Dante found a few empty rooms, what looked like a small kitchen, and then a communal shower block. The floor was still wet, and Dante felt a shiver run up his spine. He didn’t know what it was at first, but something felt wrong. When he opened the next door, he understood why.

It was a small room, but the entire space was filled with clothes. At first, Dante didn’t get what he was looking at. But when Tinsley came up beside him, she gasped.

“Oh my god,” she uttered, staring at the clothes.

Then he made sense of the mess of fabrics. They were all women’s clothes. And they were all in different sizes and styles. Some, he noted with disgust, had been cut or ripped off, thrown in here as refuse—a byproduct of the pirates’ business.

Dante shuddered again, and he felt Tinsley’s warm hand come to rest gently on his arm.

“We’ll find her,” she whispered, and Dante nodded.

They had to.

“Let’s keep looking,” he told her, meeting her gaze for just a moment. It contained multitudes.

She nodded, and the two left the room of clothes behind, making their way to the next door. This one opened up into another hallway—small and cramped this time—and Dante stopped in his tracks at what he saw once he stepped inside.

The hall was lined on one side with holding cells. Peering into the first one, Dante saw a woman.

She was stretched across a bed, her thin dress hitched up to her thighs. At first he thought she hadn’t seen them enter, and he took a step toward the cell’s bars, hoping to get her attention. She looked like a Noxxan woman, though he couldn’t see her face to be sure.

“Hello?” he called softly, trying not to startle her, but she made no indication of having heard him.

Dante looked back at Tinsley behind him, and he saw the horror in her eyes. She wasn’t looking at the Noxxan woman, though. She was staring beyond him into the other cells ahead.

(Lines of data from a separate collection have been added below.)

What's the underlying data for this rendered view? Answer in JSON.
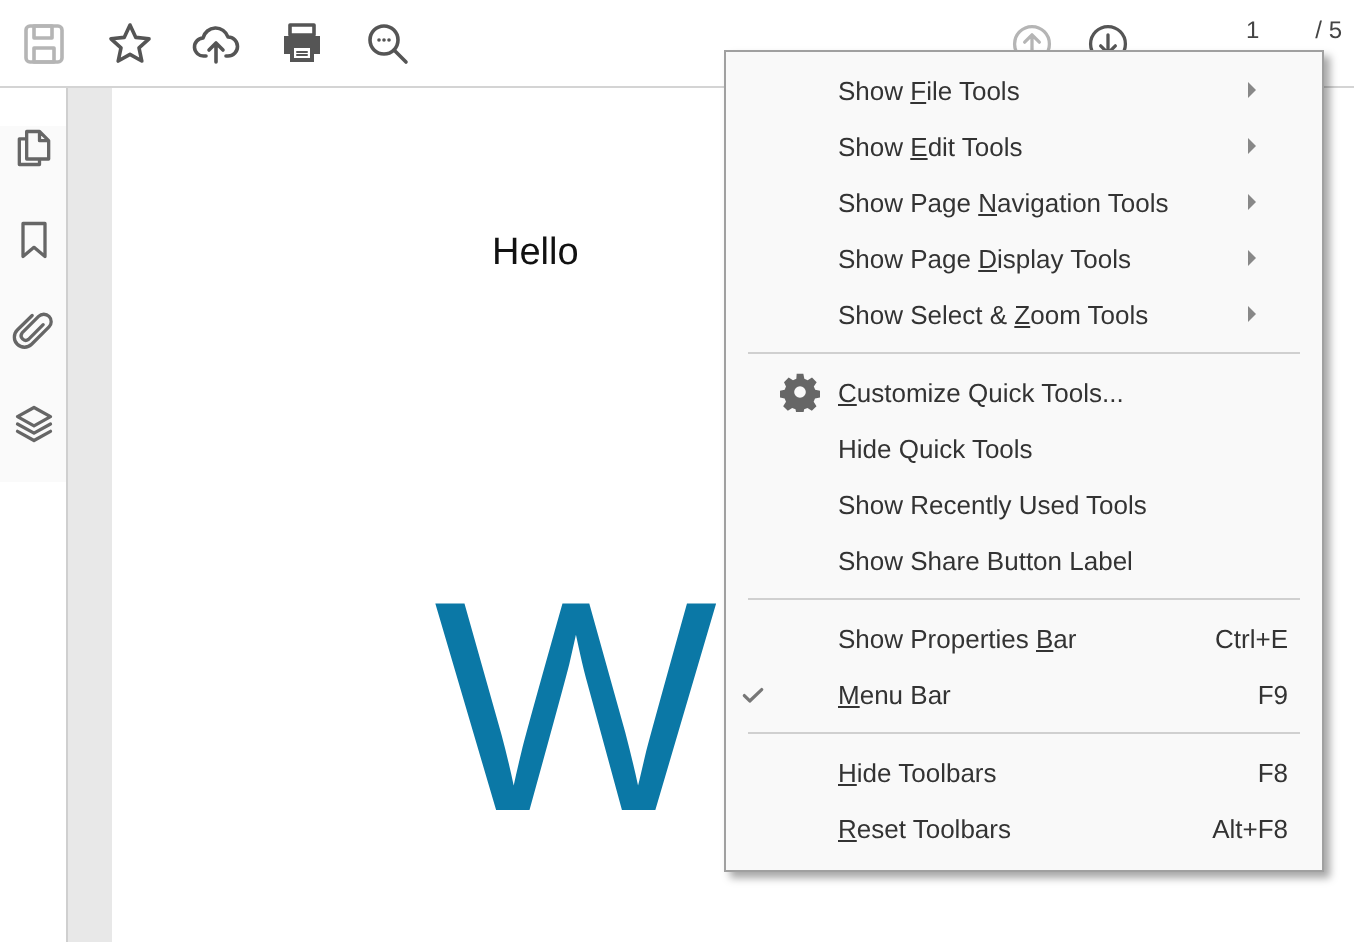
{
  "toolbar": {
    "tools": [
      {
        "kind": "save",
        "disabled": true
      },
      {
        "kind": "star",
        "disabled": false
      },
      {
        "kind": "upload",
        "disabled": false
      },
      {
        "kind": "print",
        "disabled": false
      },
      {
        "kind": "zoom",
        "disabled": false
      }
    ],
    "page_nav": [
      {
        "kind": "previous",
        "disabled": true
      },
      {
        "kind": "next",
        "disabled": false
      }
    ],
    "page_number": "1",
    "page_count": "/ 5"
  },
  "sidebar": {
    "tools": [
      {
        "kind": "pages"
      },
      {
        "kind": "bookmark"
      },
      {
        "kind": "attachment"
      },
      {
        "kind": "layers"
      }
    ]
  },
  "document": {
    "heading": "Hello",
    "large_text": [
      "W"
    ]
  },
  "context_menu": {
    "groups": [
      {
        "items": [
          {
            "kind": "submenu",
            "checked": false,
            "label": [
              {
                "text": "Show ",
                "access_key": false
              },
              {
                "text": "F",
                "access_key": true
              },
              {
                "text": "ile Tools",
                "access_key": false
              }
            ]
          },
          {
            "kind": "submenu",
            "checked": false,
            "label": [
              {
                "text": "Show ",
                "access_key": false
              },
              {
                "text": "E",
                "access_key": true
              },
              {
                "text": "dit Tools",
                "access_key": false
              }
            ]
          },
          {
            "kind": "submenu",
            "checked": false,
            "label": [
              {
                "text": "Show Page ",
                "access_key": false
              },
              {
                "text": "N",
                "access_key": true
              },
              {
                "text": "avigation Tools",
                "access_key": false
              }
            ]
          },
          {
            "kind": "submenu",
            "checked": false,
            "label": [
              {
                "text": "Show Page ",
                "access_key": false
              },
              {
                "text": "D",
                "access_key": true
              },
              {
                "text": "isplay Tools",
                "access_key": false
              }
            ]
          },
          {
            "kind": "submenu",
            "checked": false,
            "label": [
              {
                "text": "Show Select & ",
                "access_key": false
              },
              {
                "text": "Z",
                "access_key": true
              },
              {
                "text": "oom Tools",
                "access_key": false
              }
            ]
          }
        ]
      },
      {
        "items": [
          {
            "kind": "settings",
            "checked": false,
            "label": [
              {
                "text": "C",
                "access_key": true
              },
              {
                "text": "ustomize Quick Tools...",
                "access_key": false
              }
            ]
          },
          {
            "kind": "command",
            "checked": false,
            "label": [
              {
                "text": "Hide Quick Tools",
                "access_key": false
              }
            ]
          },
          {
            "kind": "command",
            "checked": false,
            "label": [
              {
                "text": "Show Recently Used Tools",
                "access_key": false
              }
            ]
          },
          {
            "kind": "command",
            "checked": false,
            "label": [
              {
                "text": "Show Share Button Label",
                "access_key": false
              }
            ]
          }
        ]
      },
      {
        "items": [
          {
            "kind": "command",
            "checked": false,
            "shortcut": "Ctrl+E",
            "label": [
              {
                "text": "Show Properties ",
                "access_key": false
              },
              {
                "text": "B",
                "access_key": true
              },
              {
                "text": "ar",
                "access_key": false
              }
            ]
          },
          {
            "kind": "command",
            "checked": true,
            "shortcut": "F9",
            "label": [
              {
                "text": "M",
                "access_key": true
              },
              {
                "text": "enu Bar",
                "access_key": false
              }
            ]
          }
        ]
      },
      {
        "items": [
          {
            "kind": "command",
            "checked": false,
            "shortcut": "F8",
            "label": [
              {
                "text": "H",
                "access_key": true
              },
              {
                "text": "ide Toolbars",
                "access_key": false
              }
            ]
          },
          {
            "kind": "command",
            "checked": false,
            "shortcut": "Alt+F8",
            "label": [
              {
                "text": "R",
                "access_key": true
              },
              {
                "text": "eset Toolbars",
                "access_key": false
              }
            ]
          }
        ]
      }
    ]
  }
}
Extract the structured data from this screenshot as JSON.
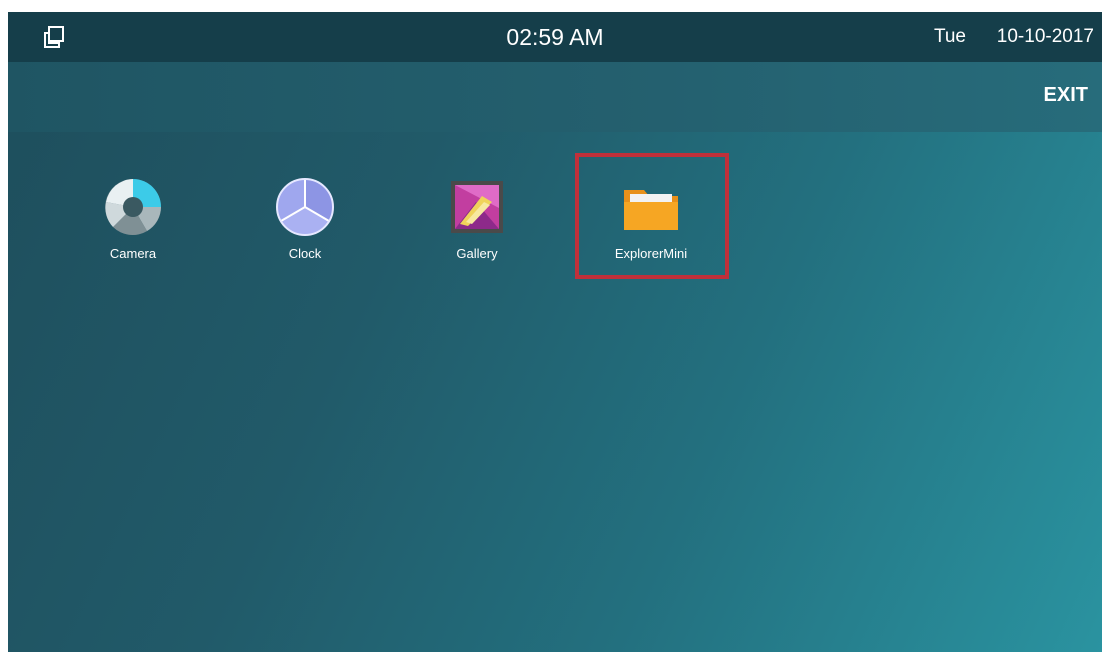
{
  "status_bar": {
    "time": "02:59 AM",
    "day": "Tue",
    "date": "10-10-2017",
    "windows_icon": "multi-window-icon"
  },
  "action_bar": {
    "exit_label": "EXIT"
  },
  "apps": [
    {
      "label": "Camera",
      "icon": "camera-icon"
    },
    {
      "label": "Clock",
      "icon": "clock-icon"
    },
    {
      "label": "Gallery",
      "icon": "gallery-icon"
    },
    {
      "label": "ExplorerMini",
      "icon": "folder-icon"
    }
  ],
  "highlight": {
    "target": "ExplorerMini",
    "color": "#c0303a"
  },
  "colors": {
    "status_bar": "#153e4a",
    "background_start": "#1e4e5c",
    "background_end": "#2a93a0"
  }
}
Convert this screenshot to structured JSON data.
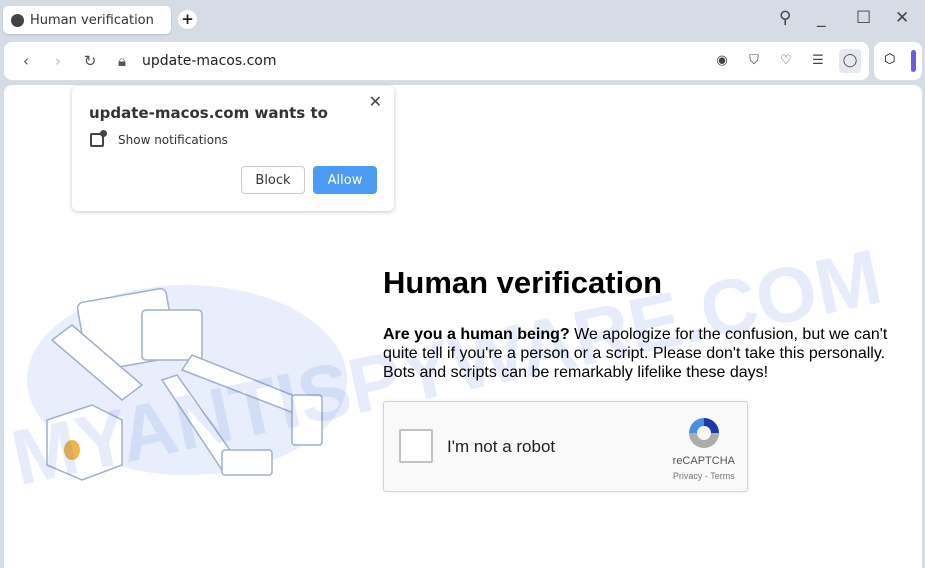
{
  "browser": {
    "tab_title": "Human verification",
    "url": "update-macos.com",
    "accent": "#6b5ce7"
  },
  "popup": {
    "title": "update-macos.com wants to",
    "permission": "Show notifications",
    "block_label": "Block",
    "allow_label": "Allow",
    "allow_color": "#4b9bf5"
  },
  "page": {
    "heading": "Human verification",
    "question": "Are you a human being?",
    "text": " We apologize for the confusion, but we can't quite tell if you're a person or a script. Please don't take this personally. Bots and scripts can be remarkably lifelike these days!"
  },
  "captcha": {
    "label": "I'm not a robot",
    "brand": "reCAPTCHA",
    "links": "Privacy - Terms",
    "checked": false
  },
  "watermark": "MYANTISPYWARE.COM"
}
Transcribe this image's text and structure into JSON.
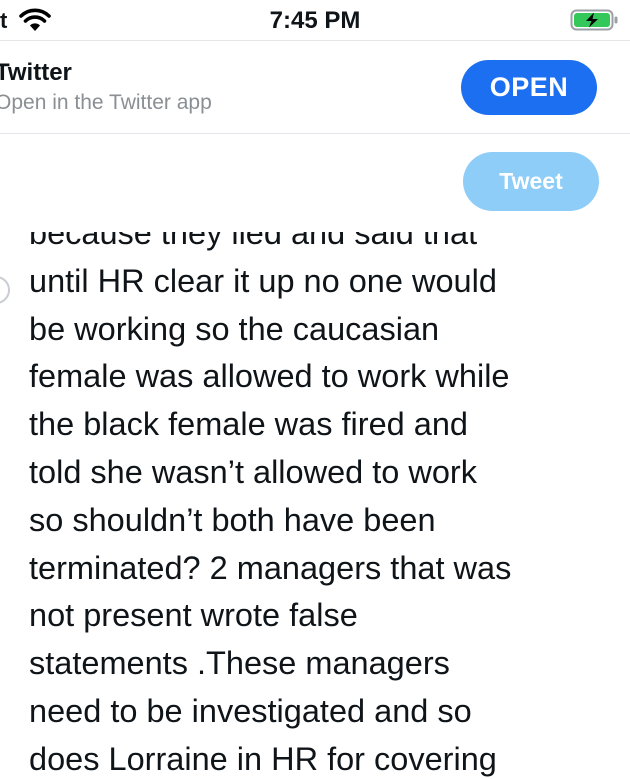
{
  "status_bar": {
    "carrier": "t",
    "time": "7:45 PM"
  },
  "banner": {
    "app_name": "Twitter",
    "subtitle": "Open in the Twitter app",
    "open_label": "OPEN"
  },
  "composer": {
    "tweet_label": "Tweet",
    "text": "because they lied and said that\nuntil HR clear it up no one would\nbe working so the caucasian\nfemale was allowed to work while\nthe black female was fired and\ntold she wasn’t allowed to work\nso shouldn’t both have been\nterminated? 2 managers that was\nnot present wrote false\nstatements .These managers\nneed to be investigated and so\ndoes Lorraine in HR for covering"
  },
  "colors": {
    "accent": "#1d6ff2",
    "tweet_disabled": "#8ecdf8",
    "battery": "#34c759"
  }
}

As Dante raised his head, he understood the look in Tinsley’s eyes.

Every cell held a woman, and all of them appeared to be sleeping, but it didn’t seem like normal sleep.

Dante gave one last glance to the Noxxan woman before stepping forward to the next cell, and the next, and the next. And finally, he understood what was wrong. They weren’t sleeping. They were drugged.

It made Dante sick to his stomach, but his mind was still focused on one thing—finding Maraliza. Each new cell was a new chance to find her, but as he made his way down the hall, his heart began to beat faster. There were Noxxan women, human women, Xoyosan women—women, it seemed, from every corner of the star system. Except Lorr.